Tangible Embodied Interactions and AI – reflections from TEI 2025

Tangible and embodied interactions – can they offer something for the way users understand and engage large language models (LLMs)? This is the question that we explored in studio (a.k.a. hands-on workshop) titled “Tangible LLMs: Tangible Sense-Making for Trustworthy Large Language Models” that PIT, namely Goda Klumbytė and Claude Draude, co-organised with Maxime Daniel and Nadine Couture (ESTIA Institute of Technology) and Leonardo Angelini, Elena Mugellini and Beat Wolf (University of Applied Sciences and Arts Western Switzerland). The studio took place during the ACM conference on Tangible Embodied Interactions (TEI) in Bordeaux, France, on 4-7 March 2025.

The goal of the studio was to explore how tangible and embodied interaction modalities can help better grasp and make sense of transformer-based AI models function (read the full studio paper for more detailed description). We started the workshop with some basic input on what LLMs are and how they work (expertly delivered by Elena and Beat), including specific core concepts such as input/output embedding, positional encoding and latent space, attention and temperature. Using card sets for LLM core concepts and functions, and another card set for tangible and embodied interaction modalities, we then brainstormed in groups what kind of modalities can help better explain specific concepts or functions of LLMs. In the end the groups also built some paper prototypes based on these ideas, with different prototypes addressing different issues or dimensions of understandability and/or meaningful and trustworthy interaction.
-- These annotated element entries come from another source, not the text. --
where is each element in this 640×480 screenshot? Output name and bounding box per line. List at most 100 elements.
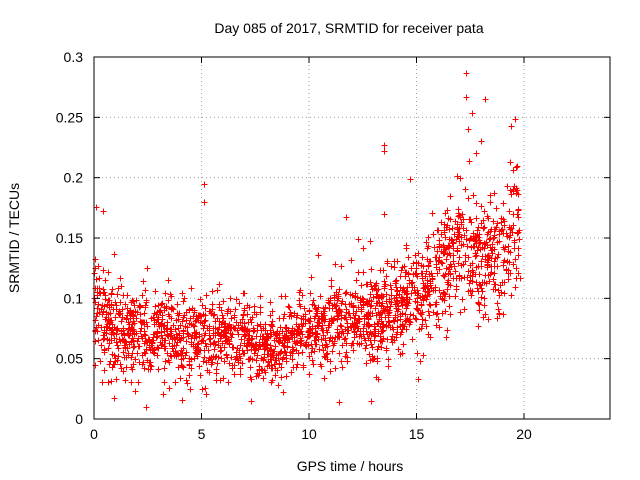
scatter-point — [504, 258, 511, 265]
scatter-point — [251, 303, 258, 310]
scatter-point — [490, 218, 497, 225]
scatter-point — [414, 292, 421, 299]
scatter-point — [438, 219, 445, 226]
scatter-point — [419, 254, 426, 261]
scatter-point — [470, 269, 477, 276]
scatter-point — [251, 327, 258, 334]
scatter-point — [336, 286, 343, 293]
scatter-point — [378, 303, 385, 310]
scatter-point — [472, 250, 479, 257]
scatter-point — [507, 226, 514, 233]
scatter-point — [137, 303, 144, 310]
scatter-point — [183, 377, 190, 384]
scatter-point — [164, 325, 171, 332]
scatter-point — [491, 246, 498, 253]
y-tick-label: 0.2 — [64, 170, 84, 186]
scatter-point — [485, 229, 492, 236]
scatter-point — [315, 304, 322, 311]
scatter-point — [165, 297, 172, 304]
scatter-point — [414, 350, 421, 357]
scatter-point — [505, 276, 512, 283]
scatter-point — [129, 327, 136, 334]
scatter-point — [441, 273, 448, 280]
scatter-point — [487, 244, 494, 251]
scatter-point — [403, 245, 410, 252]
scatter-point — [494, 220, 501, 227]
scatter-point — [282, 293, 289, 300]
scatter-point — [454, 245, 461, 252]
scatter-point — [374, 355, 381, 362]
scatter-point — [514, 211, 521, 218]
scatter-point — [296, 301, 303, 308]
scatter-point — [287, 309, 294, 316]
scatter-point — [186, 372, 193, 379]
scatter-point — [203, 292, 210, 299]
scatter-point — [338, 358, 345, 365]
scatter-point — [375, 320, 382, 327]
scatter-point — [175, 325, 182, 332]
y-axis-title: SRMTID / TECUs — [6, 183, 22, 293]
scatter-point — [508, 123, 515, 130]
scatter-point — [407, 311, 414, 318]
scatter-point — [515, 206, 522, 213]
scatter-point — [500, 311, 507, 318]
scatter-point — [401, 289, 408, 296]
scatter-point — [491, 234, 498, 241]
scatter-point — [381, 148, 388, 155]
scatter-point — [360, 302, 367, 309]
scatter-point — [131, 331, 138, 338]
scatter-point — [277, 350, 284, 357]
scatter-point — [355, 236, 362, 243]
scatter-point — [497, 282, 504, 289]
scatter-point — [114, 291, 121, 298]
scatter-point — [474, 285, 481, 292]
scatter-point — [106, 337, 113, 344]
scatter-point — [353, 277, 360, 284]
scatter-point — [458, 262, 465, 269]
scatter-point — [391, 258, 398, 265]
scatter-point — [361, 315, 368, 322]
scatter-point — [349, 292, 356, 299]
scatter-point — [124, 345, 131, 352]
scatter-point — [494, 300, 501, 307]
scatter-point — [481, 295, 488, 302]
scatter-point — [391, 337, 398, 344]
scatter-point — [462, 186, 469, 193]
scatter-point — [298, 337, 305, 344]
scatter-point — [456, 254, 463, 261]
scatter-point — [515, 270, 522, 277]
scatter-point — [443, 256, 450, 263]
scatter-point — [132, 356, 139, 363]
scatter-point — [154, 309, 161, 316]
scatter-point — [496, 310, 503, 317]
scatter-point — [368, 398, 375, 405]
scatter-point — [373, 300, 380, 307]
scatter-point — [456, 225, 463, 232]
scatter-point — [285, 303, 292, 310]
scatter-point — [480, 314, 487, 321]
scatter-point — [487, 235, 494, 242]
scatter-point — [476, 301, 483, 308]
scatter-point — [133, 315, 140, 322]
scatter-point — [241, 305, 248, 312]
scatter-point — [200, 337, 207, 344]
scatter-point — [117, 361, 124, 368]
scatter-point — [96, 275, 103, 282]
scatter-point — [385, 363, 392, 370]
scatter-point — [486, 236, 493, 243]
scatter-point — [408, 290, 415, 297]
scatter-point — [475, 300, 482, 307]
scatter-point — [384, 260, 391, 267]
chart-title: Day 085 of 2017, SRMTID for receiver pat… — [214, 20, 483, 36]
scatter-point — [395, 346, 402, 353]
scatter-point — [320, 310, 327, 317]
scatter-point — [112, 314, 119, 321]
scatter-point — [197, 372, 204, 379]
scatter-point — [350, 347, 357, 354]
scatter-point — [247, 364, 254, 371]
scatter-point — [220, 298, 227, 305]
scatter-point — [490, 286, 497, 293]
scatter-point — [112, 299, 119, 306]
scatter-point — [342, 326, 349, 333]
scatter-point — [115, 310, 122, 317]
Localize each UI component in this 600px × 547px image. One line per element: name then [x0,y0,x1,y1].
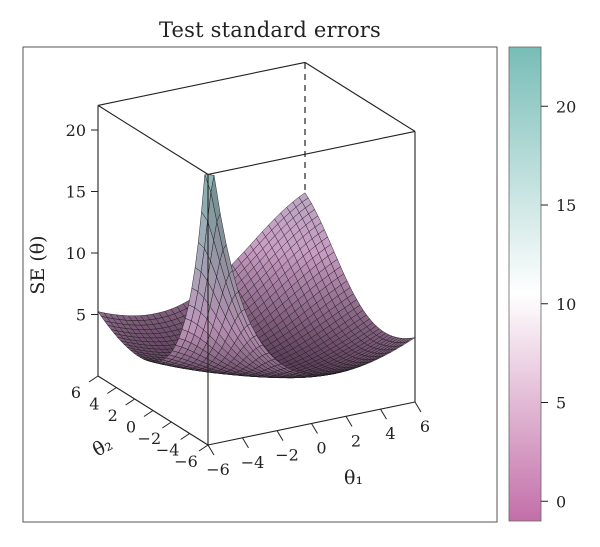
x-tick-mark [414,401,422,413]
y-tick-mark [143,410,154,417]
y-tick-label: 6 [71,383,81,402]
box-edge-top [207,130,416,175]
colorbar-ticks: 0 5 10 15 20 [541,97,576,511]
colorbar-tick-label: 5 [556,394,566,413]
y-tick-label: −2 [138,429,162,448]
x-axis-label: θ₁ [344,467,363,489]
colorbar [508,46,542,522]
y-tick-label: −6 [174,452,198,471]
surface-mesh [97,174,416,379]
y-axis-label: θ₂ [89,433,116,461]
z-tick-label: 5 [76,306,86,325]
x-tick-mark [380,408,387,420]
y-tick-mark [107,387,117,394]
x-tick-mark [345,416,353,427]
colorbar-tick-label: 15 [556,196,576,215]
y-tick-mark [198,444,209,452]
z-tick-label: 15 [66,183,86,202]
x-tick-label: −2 [275,446,299,465]
x-tick-mark [242,437,249,449]
colorbar-tick-label: 20 [556,97,576,116]
plot-frame [22,46,498,523]
y-tick-mark [88,375,99,383]
z-axis-ticks: 5 10 15 20 [66,121,98,325]
colorbar-tick-label: 0 [556,492,566,511]
x-tick-label: −4 [241,453,265,472]
y-tick-label: −4 [156,441,180,460]
x-tick-label: 2 [351,431,361,450]
x-tick-mark [207,444,215,456]
z-tick-label: 20 [66,121,86,140]
y-tick-mark [180,433,190,440]
x-tick-mark [311,423,318,434]
y-tick-mark [162,421,172,429]
box-edge-top [304,61,416,132]
z-tick-label: 10 [66,244,86,263]
x-axis-ticks: −6 −4 −2 0 2 4 6 [206,401,430,479]
x-tick-label: 0 [316,439,326,458]
x-tick-mark [276,430,284,441]
x-tick-label: 6 [420,417,430,436]
x-tick-label: −6 [206,460,230,479]
y-tick-label: 4 [89,395,99,414]
box-edge-top [97,104,209,175]
box-edge-top [97,61,306,106]
y-tick-mark [125,398,135,406]
z-axis-label: SE (θ) [27,235,49,294]
chart-title: Test standard errors [158,18,382,42]
y-tick-label: 2 [108,406,118,425]
y-tick-label: 0 [126,418,136,437]
surface-cell [405,337,416,343]
x-tick-label: 4 [385,424,395,443]
colorbar-tick-label: 10 [556,295,576,314]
For example, the “LLM poetry pinball machine” prototype sought to address the specific issue of LLMs often being treated as replacement search engines, instead of language generators. This can lead to issues such as over-reliance and unwarranted trust in the truthfulness of LLM-generated statements. To highlight LLM’s probabilistic nature and showcase it not as a “truth machine” but rather as a “probability machine”, the LLM Pinball prototype showed how the prediction of next word, represented by the ball, is influenced by the set temperature, represented by the number and placement of the wooden pins. The fewer pins – the lower the temperature, the more likely it is for the middle ball is to reach the bottom first, which represents more conservative word choice. The more pins – the higher the temperature, and the more randomized the word selection. To demonstrate this, the group used a template of poetry generation created by artist Alison Knowles, in association with James Tenney at CalArts in 1967, which was written for the early programming language Fortran. Knowles suggested that computer could generate poetry using a specific formula:

a house of (list material)

in (list location)

using (list light source)

inhabited by (list inhabitants)

which the group used as an example in this LLM poetry pinball machine.
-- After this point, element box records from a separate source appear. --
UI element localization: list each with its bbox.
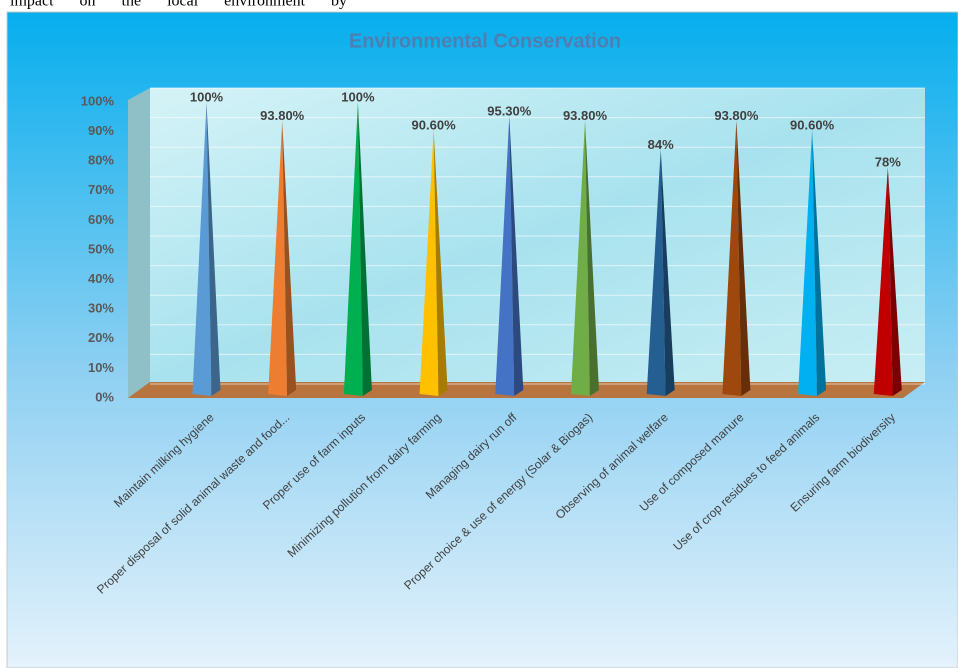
y-tick-label: 60% [88,212,114,227]
bar [268,120,288,397]
bar [343,102,363,396]
bar [495,115,515,397]
y-tick-label: 80% [88,153,114,168]
bar-shade [812,129,827,396]
value-label: 90.60% [412,117,457,132]
bar [419,129,439,396]
y-tick-label: 90% [88,123,114,138]
bar-shade [433,129,448,396]
value-label: 95.30% [487,103,532,118]
value-label: 93.80% [563,108,608,123]
bar [722,120,742,397]
bar-shade [282,120,297,397]
bar-shade [584,120,599,397]
value-label: 90.60% [790,117,835,132]
side-wall [128,88,150,398]
bar-shade [206,102,221,396]
y-tick-label: 30% [88,301,114,316]
bar [646,149,666,396]
y-tick-label: 10% [88,360,114,375]
bar-shade [357,102,372,396]
y-tick-label: 50% [88,241,114,256]
value-label: 78% [875,155,901,170]
bar [873,167,893,396]
value-label: 100% [341,89,375,104]
bar-shade [736,120,751,397]
y-tick-label: 40% [88,271,114,286]
value-label: 84% [648,137,674,152]
bar-shade [887,167,902,396]
bar-shade [660,149,675,396]
context-text: impact on the local environment by [10,0,347,10]
bar-shade [509,115,524,397]
marks [192,102,902,397]
y-tick-label: 100% [81,93,115,108]
chart-title: Environmental Conservation [349,30,621,52]
y-tick-label: 70% [88,182,114,197]
bar [798,129,817,396]
bar [570,120,590,397]
bar [192,102,212,396]
y-tick-label: 20% [88,330,114,345]
y-tick-label: 0% [95,389,114,404]
value-label: 100% [190,89,224,104]
value-label: 93.80% [714,108,759,123]
value-label: 93.80% [260,108,305,123]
Others highlight yet again different dimensions of LLMs and their tangibility. For instance, one prototype focussed on giving user more agency in the interaction with LLMs via a kind of hand controller, which would pulse or squeeze the user’s hand when LLM is uncertain about which word to pick next. The user’s response of squeezing tighter or loosening the grip on the bracelet-like controller would then nudge the LLM into either more conservative or more random word selection. Yet another prototype from the same group focussed on spatialising the latent space and exploring embeddings in a collaborative manner, by allowing the users to pick words in VR with a kind of stick, and collaboratively explore their links.

The last prototype called “LLM body” focused on giving a body to an LLM and exploring how this body might invoke different emotions or affective qualities and therefore impact the setting of interaction. The idea was to map materials to a certain kind of affective vocabulary, and in that way, by creating this kind of LLM body, change the character of LLM and how it interacts with the user. For instance, one of the prompts to change LLM character with a specific body was phrased in the following way: “Create an image of a whimsical, abstract creature composed of: a colorful, patterned water bottle as the core for vibrance; a piece of rock for resilience; a green clay smiley face for humor; blue felt balls for a touch of empathy; red thread signifying balanced seriousness; broken sticks symbolizing unpredictability; and a coin representing wisdom through age. The setting is a playful, imaginative world that reflects a blend of structure and spontaneity.”

Overall, this was the first attempt to explore tangible and embodied interactions with LLMs towards their understandability, and as such it was quite successful. We developed some prototypes, exchanged some ideas and, what is also important, learned more about LLMs. This perhaps is the main takeaway, at least for our PIT team: that understanding is not only something that one acquires by reading or observing explanations – explanation and (perhaps even more profound) understanding emerges also in building physical representations of LLMs and their operations, or even just their specific parts.  Much like what Goda Klumbytė, Daniela K. Rosner and Mika Satomi realised during the Felt AI project, understanding and knowing can and often does emerge in interaction and engagement.

We hope we will have the chance to do some further collaborative work with our colleagues form France and Switzerland, particularly towards exploring specific dimensions of LLM and how they can be tangibly interacted with or expressed, and the moments where tangibility and embodiment calls to attention ethical concerns in LLM design and use. Thus: to be continued!